In a very painful video posted by the Associated Press Saturday, reporters broke the news of the attack to a woman who identifies herself as Fields’ mother. She said she had no idea that Fields was interested in white supremacy but was aware that he was going to the rally, which she understood to have “something to do with Trump.”
According to photos from the event, Fields appears to have congregated with Vanguard America during the protest, a “white supremacist group that opposes multiculturalism and believes America is an exclusively white nation,” according to the Anti-Defamation League. As a racist and anti-Semitic group, they have made a focus out of engaging and indoctrinating young men.
Vanguard America denied Saturday night that Fields was a member.
According to the Washington Post, Fields has been described by family and acquaintances as quiet and often solitary. Speaking to the Post on the condition of anonymity, an uncle said that Fields’ father was killed by a drunk driver five months before he was born.

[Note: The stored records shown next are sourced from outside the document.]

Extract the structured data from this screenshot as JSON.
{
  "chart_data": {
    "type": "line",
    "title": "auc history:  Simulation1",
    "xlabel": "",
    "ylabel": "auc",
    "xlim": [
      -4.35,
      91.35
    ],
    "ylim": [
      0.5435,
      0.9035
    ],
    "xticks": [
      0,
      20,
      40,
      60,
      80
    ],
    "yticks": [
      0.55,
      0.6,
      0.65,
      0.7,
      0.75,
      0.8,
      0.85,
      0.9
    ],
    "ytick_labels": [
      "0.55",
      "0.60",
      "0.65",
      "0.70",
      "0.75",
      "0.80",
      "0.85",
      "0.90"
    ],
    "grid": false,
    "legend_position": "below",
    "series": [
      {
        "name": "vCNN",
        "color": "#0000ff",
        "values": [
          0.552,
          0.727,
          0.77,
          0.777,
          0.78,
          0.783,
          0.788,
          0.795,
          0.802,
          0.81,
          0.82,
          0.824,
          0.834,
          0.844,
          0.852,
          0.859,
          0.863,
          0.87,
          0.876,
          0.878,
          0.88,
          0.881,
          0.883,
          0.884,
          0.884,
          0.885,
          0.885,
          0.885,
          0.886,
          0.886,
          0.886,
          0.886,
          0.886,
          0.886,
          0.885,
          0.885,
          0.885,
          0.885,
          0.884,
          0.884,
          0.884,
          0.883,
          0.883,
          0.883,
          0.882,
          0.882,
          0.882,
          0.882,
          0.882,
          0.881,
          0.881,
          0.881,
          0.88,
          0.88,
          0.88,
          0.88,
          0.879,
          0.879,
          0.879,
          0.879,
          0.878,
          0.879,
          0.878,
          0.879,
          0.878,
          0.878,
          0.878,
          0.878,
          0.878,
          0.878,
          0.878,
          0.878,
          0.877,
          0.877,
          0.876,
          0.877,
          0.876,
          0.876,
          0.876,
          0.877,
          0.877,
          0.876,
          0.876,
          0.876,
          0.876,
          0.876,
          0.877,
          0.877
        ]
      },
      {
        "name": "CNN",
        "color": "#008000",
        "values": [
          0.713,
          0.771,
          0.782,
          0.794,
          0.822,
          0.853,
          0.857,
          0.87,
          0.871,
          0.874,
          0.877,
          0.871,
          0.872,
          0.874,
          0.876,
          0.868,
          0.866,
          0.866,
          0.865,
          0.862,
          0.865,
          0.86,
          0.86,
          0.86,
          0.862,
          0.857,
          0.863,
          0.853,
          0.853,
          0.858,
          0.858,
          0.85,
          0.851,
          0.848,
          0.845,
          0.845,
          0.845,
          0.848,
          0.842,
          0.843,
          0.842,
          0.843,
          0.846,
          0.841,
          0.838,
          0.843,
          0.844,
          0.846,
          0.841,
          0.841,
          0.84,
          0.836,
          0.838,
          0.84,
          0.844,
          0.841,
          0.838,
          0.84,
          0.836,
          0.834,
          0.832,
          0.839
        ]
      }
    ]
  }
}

Derek Weimer, a history teacher who said he taught Fields during his junior and senior years at Randall K. Cooper High School in Kentucky, told the Washington Post that when Fields was a student he wrote a paper that appeared to laude the Nazi military during World War II.

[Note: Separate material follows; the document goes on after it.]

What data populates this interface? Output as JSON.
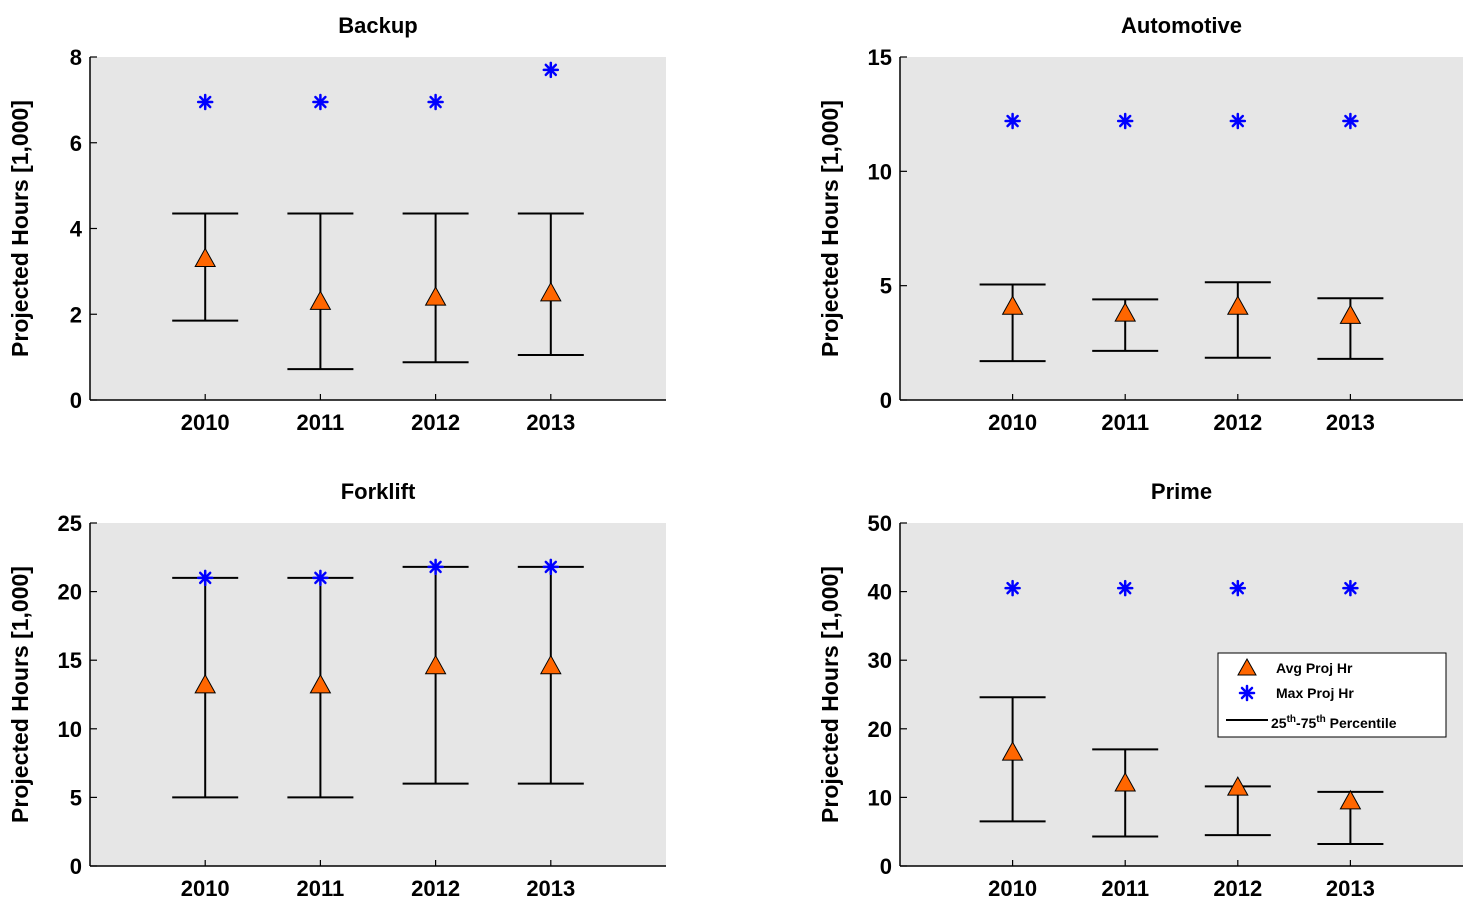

“It was obvious that he had this fascination with Nazism and a big idolatry of Adolf Hitler,” Weimer said. “He had white supremacist views. He really believed in that stuff.”
Fields’s research project into the Nazi military was well written, Weimer said, but it appeared to be a “big lovefest for the German military and the Waffen-SS.”
The “Unite the Right” rally, which was scheduled to take place Saturday in Charlottesville’s Emancipation Park, quickly turned into chaos as activist groups such as Black Lives Matter and Antifa confronted white supremacists as they marched towards the park. While many counter-protesters and inter-faith groups demonstrated peacefully, violence did break out between white supremacists and some counter-protesters, resulting in multiple injuries. Within hours, officials declared the rally an “unlawful assembly,” and a state of emergency was declared by the governor as police attempted to disperse people from the park. About two hours later, the car drove through a group of counter-protesters.
Charlottesville has become an ideological conflict zone since it decided to remove a statue of Confederate General Robert E. Lee from what was formerly known as Lee Park, now renamed to Emancipation Park.
Fields is currently being held without bail. He will be arraigned on Monday in Charlottesville General District Court.